All we need to do is take the pressure off our shoulders. Stop with our check-lists and things-to-do-today lists. Pause for a moment and carefully review – what are the actual commitments that are absolutely non-negotiable? Only a handful, surely!
Are there things that can be put off for later?
Is it okay if you say no to some people?
Is it alright if you don’t work towards achieving all your dreams at the same time?
The answer is yes, yes and absolutely yes!

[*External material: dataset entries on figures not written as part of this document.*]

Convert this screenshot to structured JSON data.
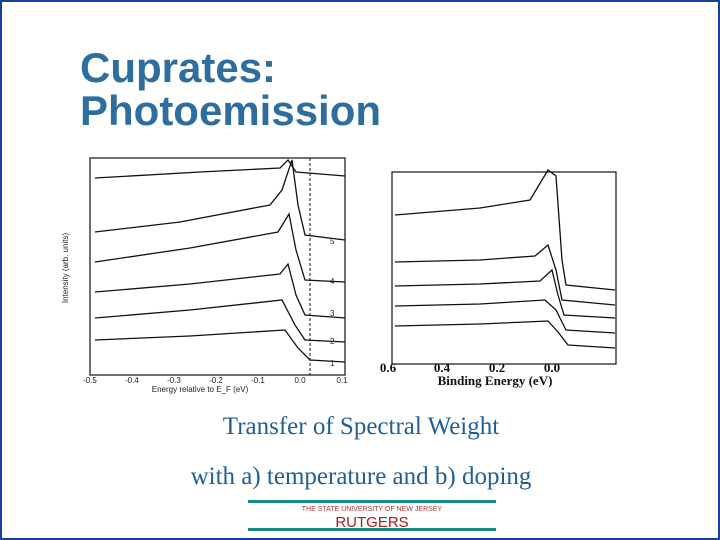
{
  "header": {
    "title_lines": [
      "Cuprates:",
      "Photoemission"
    ]
  },
  "figures": {
    "left": {
      "y_label": "Intensity (arb. units)",
      "x_label": "Energy relative to E_F (eV)",
      "x_ticks": [
        "-0.5",
        "-0.4",
        "-0.3",
        "-0.2",
        "-0.1",
        "0.0",
        "0.1"
      ],
      "curve_labels": [
        "5",
        "4",
        "3",
        "2",
        "1"
      ]
    },
    "right": {
      "x_label": "Binding Energy (eV)",
      "x_ticks": [
        "0.6",
        "0.4",
        "0.2",
        "0.0"
      ]
    }
  },
  "caption": {
    "lines": [
      "Transfer of Spectral Weight",
      "with  a)  temperature and b) doping"
    ]
  },
  "footer": {
    "tagline": "THE STATE UNIVERSITY OF NEW JERSEY",
    "name": "RUTGERS"
  }
}
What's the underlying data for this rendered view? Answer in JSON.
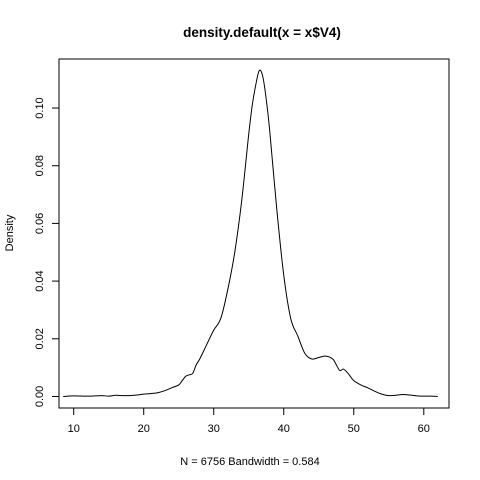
{
  "chart_data": {
    "type": "line",
    "title": "density.default(x = x$V4)",
    "xlabel": "N = 6756   Bandwidth = 0.584",
    "ylabel": "Density",
    "xlim": [
      7.9,
      63.6
    ],
    "ylim": [
      -0.004,
      0.117
    ],
    "x_ticks": [
      10,
      20,
      30,
      40,
      50,
      60
    ],
    "x_tick_labels": [
      "10",
      "20",
      "30",
      "40",
      "50",
      "60"
    ],
    "y_ticks": [
      0.0,
      0.02,
      0.04,
      0.06,
      0.08,
      0.1
    ],
    "y_tick_labels": [
      "0.00",
      "0.02",
      "0.04",
      "0.06",
      "0.08",
      "0.10"
    ],
    "grid": false,
    "legend": "none",
    "series": [
      {
        "color": "#000000",
        "x": [
          8.5,
          10,
          12,
          14,
          15,
          16,
          17,
          18,
          19,
          20,
          21,
          22,
          23,
          24,
          25,
          25.5,
          26,
          26.5,
          27,
          27.5,
          28,
          29,
          30,
          31,
          32,
          33,
          34,
          35,
          35.5,
          36,
          36.5,
          37,
          37.5,
          38,
          39,
          40,
          41,
          42,
          43,
          44,
          45,
          46,
          47,
          47.5,
          48,
          48.5,
          49,
          49.5,
          50,
          51,
          52,
          53,
          54,
          55,
          56,
          57,
          58,
          59,
          60,
          61,
          62
        ],
        "y": [
          0.0,
          0.0002,
          0.0001,
          0.0003,
          0.0001,
          0.0004,
          0.0003,
          0.0003,
          0.0005,
          0.0008,
          0.001,
          0.0013,
          0.002,
          0.003,
          0.004,
          0.0055,
          0.007,
          0.0075,
          0.008,
          0.011,
          0.013,
          0.018,
          0.023,
          0.027,
          0.037,
          0.05,
          0.068,
          0.091,
          0.101,
          0.108,
          0.113,
          0.111,
          0.103,
          0.092,
          0.065,
          0.042,
          0.027,
          0.021,
          0.015,
          0.013,
          0.0135,
          0.014,
          0.013,
          0.011,
          0.009,
          0.0095,
          0.0085,
          0.007,
          0.0055,
          0.004,
          0.003,
          0.0018,
          0.0008,
          0.0003,
          0.0004,
          0.0007,
          0.0005,
          0.0002,
          0.0001,
          0.0001,
          0.0
        ]
      }
    ]
  }
}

Take a pause from your everyday life, doing only the things you have to do, and spend some time just looking after yourself. Rest. Spend quality time with a friend or a loved one. Read some fiction. Reflect on how you are feeling. We often get stuck in a “doing” mode, moving towards our goals, believing that the rewards lying on the other side of those actions are what we really what. But what do you really want? I speak only for myself, and I know at the end of the day, I want freedom to enjoy my life and feel good about myself.

There is no point in drowning oneself with work, being busy the whole day, the entire month, months on end, feeling miserable each day, each moment, only to receive the promotion one was chasing, and then be further burdened with more work, more responsibility. Instead, stop for a while. Breathe. Realize that all freedom and all acceptance is here. Work never comes to a halt. There is always the next project to begin once one ends. But take time out to celebrate the completed tasks. Appreciate the hard work you are doing. Appreciate all that you have in the moment right now before pursuing more.

There is a time for taking action and future progress. There is also time to pause and just be in the moment. Use your time wisely.